P. Adolfo Franco, jesuita
Lectura del santo evangelio según san Lucas (12, 49-53):
En aquel tiempo, dijo Jesús a sus discípulos:
«He venido a prender fuego a la tierra, ¡y cuánto deseo que ya esté ardiendo! Con un bautismo tengo que ser bautizado, ¡y qué angustia sufro hasta que se cumpla!
¿Pensáis que he venido a traer paz a la tierra? No, sino división. Desde ahora estarán divididos cinco en una casa: tres contra dos y dos contra tres; estarán divididos el padre contra el hijo y el hijo contra el padre, la madre contra la hija y la hija contra la madre, la suegra contra su nuera y la nuera contra la suegra».
Palabra del Señor.
Jesús nos señala el camino de la salvación
Este párrafo del Evangelio de San Lucas recoge diversas frases de Jesús, que tienen en común un sabor fuerte, incluso se podría decir áspero: “He venido a traer fuego” “No he venido a traer paz, sino división”.
No es un párrafo aislado en el Evangelio, el que tiene este sonido chirriante. Y es muy necesario subrayar el sabor acre que a veces tiene el Evangelio. Y esto, no para negar la bondad y mansedumbre de Jesús, sino para poner un equilibrio entre dos extremos en los que se puede caer: el de la bondad boba, y el de la exigencia inhumana y agresiva. Siempre es posible desviarse hacia uno de los dos extremos. Algunas corrientes de espiritualidad tienden hacia un extremo, otras al otro. Pero la tentación más común hoy día es hacer el seguimiento de Cristo insípido, aguado e incoloro.
La figura misma de Dios puede padecer de esta distorsión: lo hacemos tan suave, tan tolerante y permisivo, tan amansado, que más parece un abuelito chocho con barbas de algodón (con el debido respeto a los abuelos), que un verdadero Padre, forjador de hijos nobles y esforzados. Un Dios sin ninguna exigencia, no es Dios; un Jesucristo convertido en borreguito, no es el Buen Pastor.
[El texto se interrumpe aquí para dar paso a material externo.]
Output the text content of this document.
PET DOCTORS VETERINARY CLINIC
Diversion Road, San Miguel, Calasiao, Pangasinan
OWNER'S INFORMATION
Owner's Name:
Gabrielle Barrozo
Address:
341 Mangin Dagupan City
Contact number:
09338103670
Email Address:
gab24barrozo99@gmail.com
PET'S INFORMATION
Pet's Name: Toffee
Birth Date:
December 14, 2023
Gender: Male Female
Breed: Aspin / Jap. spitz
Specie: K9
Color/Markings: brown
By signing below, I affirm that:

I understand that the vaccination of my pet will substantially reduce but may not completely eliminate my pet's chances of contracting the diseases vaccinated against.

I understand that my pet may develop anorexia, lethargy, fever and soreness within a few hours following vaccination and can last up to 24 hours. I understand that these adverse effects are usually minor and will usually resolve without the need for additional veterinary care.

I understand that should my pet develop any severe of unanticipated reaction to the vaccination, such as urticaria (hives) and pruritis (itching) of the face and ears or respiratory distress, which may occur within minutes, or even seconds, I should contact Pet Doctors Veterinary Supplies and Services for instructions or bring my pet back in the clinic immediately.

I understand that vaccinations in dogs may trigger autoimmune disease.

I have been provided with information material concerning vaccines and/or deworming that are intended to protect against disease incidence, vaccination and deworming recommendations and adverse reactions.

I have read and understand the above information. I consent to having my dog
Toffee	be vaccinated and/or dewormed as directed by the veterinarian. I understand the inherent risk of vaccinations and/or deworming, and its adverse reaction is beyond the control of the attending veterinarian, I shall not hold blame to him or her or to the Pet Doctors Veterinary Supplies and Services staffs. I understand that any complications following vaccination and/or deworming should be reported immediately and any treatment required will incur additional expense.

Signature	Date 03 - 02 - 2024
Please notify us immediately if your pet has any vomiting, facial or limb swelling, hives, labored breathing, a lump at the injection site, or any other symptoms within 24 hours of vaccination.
Esto pasa con la imagen de Dios, y con la figura de los padres de familia (otro serio problema de la actualidad). El padre, a veces, ha claudicado de su labor de ser un formador de sus hijos, y ha dejado de ser exigente, prefiere ser un camarada juvenil, compinche de sus hijos. O por el contrario se convierte en un elemento ajeno, que no quiere problemas y prefiere no saberlos.
El Evangelio, revelación de ese Dios manifestado en Cristo, tiene páginas que no quisiéramos oír, y sin embargo están ahí, y no las podemos mutilar. Toda la enseñanza de Jesús sobre el infierno, no cabe duda que es una enseñanza poco atractiva, desagradable. Son diversas páginas, referidas a este tema en el Evangelio, que quisiéramos poner entre paréntesis. Tienen un talante rudo y disonante.
En el Evangelio hay enseñanzas de otro orden, igualmente difíciles y fastidiosas: las que plantean la exigencia moral del Evangelio en forma drástica: “Si tu ojo te escandaliza, arráncatelo”. No es una manera muy suave de decir las cosas. Jesucristo con frecuencia tiene un discurso impopular. De la misma manera que dice que al que escandalice a un niño “más le valiera que le ataran al cuello una piedra pesadísima y lo arrojaran al mar”.
Otras enseñanzas de colores sombríos y trazos duros, son las que nos ponen metas aparentemente inalcanzables: hay que perdonar setenta veces siete, hay que amar al enemigo, hay que buscar el último lugar, el que ama a su padre más que a mí, no es digno de mí.
Y finalmente las enseñanzas más duras del Evangelio son las referidas a nuestra salvación: “era necesario que el Mesías padeciera, para así entrar en la gloria”. La salvación tenía que hacerse a través del sufrimiento, la cruz y la muerte. Una enseñanza que Jesús nos da con sus propias acciones, más que con sus palabras. Y que aterrorizaron a los apóstoles las repetidas veces que se las comunicó.
Exigencias en la moralidad (no se permiten las actitudes ambiguas), la enseñanza sobre el infierno, las metas a que debemos aspirar, la salvación por la muerte, la necesidad de la cruz; todos estos rasgos son esenciales a la enseñanza de Jesús; sin esos rasgos dejamos al Evangelio seriamente averiado.
Ciertamente que el Evangelio es la “Buena Nueva”, y el mensaje central es que Dios es amor, y que es nuestro Padre. Pero hay que devolverle el sabor y el brillo que tiene. Hoy día vivimos en una sociedad “light”, o como otros dicen, “descafeinada”, y tendemos a proyectar este carácter aguado al Evangelio mismo; por eso la importancia de las enseñanzas que nos da hoy San Lucas con estos versículos que recoge la liturgia de este domingo.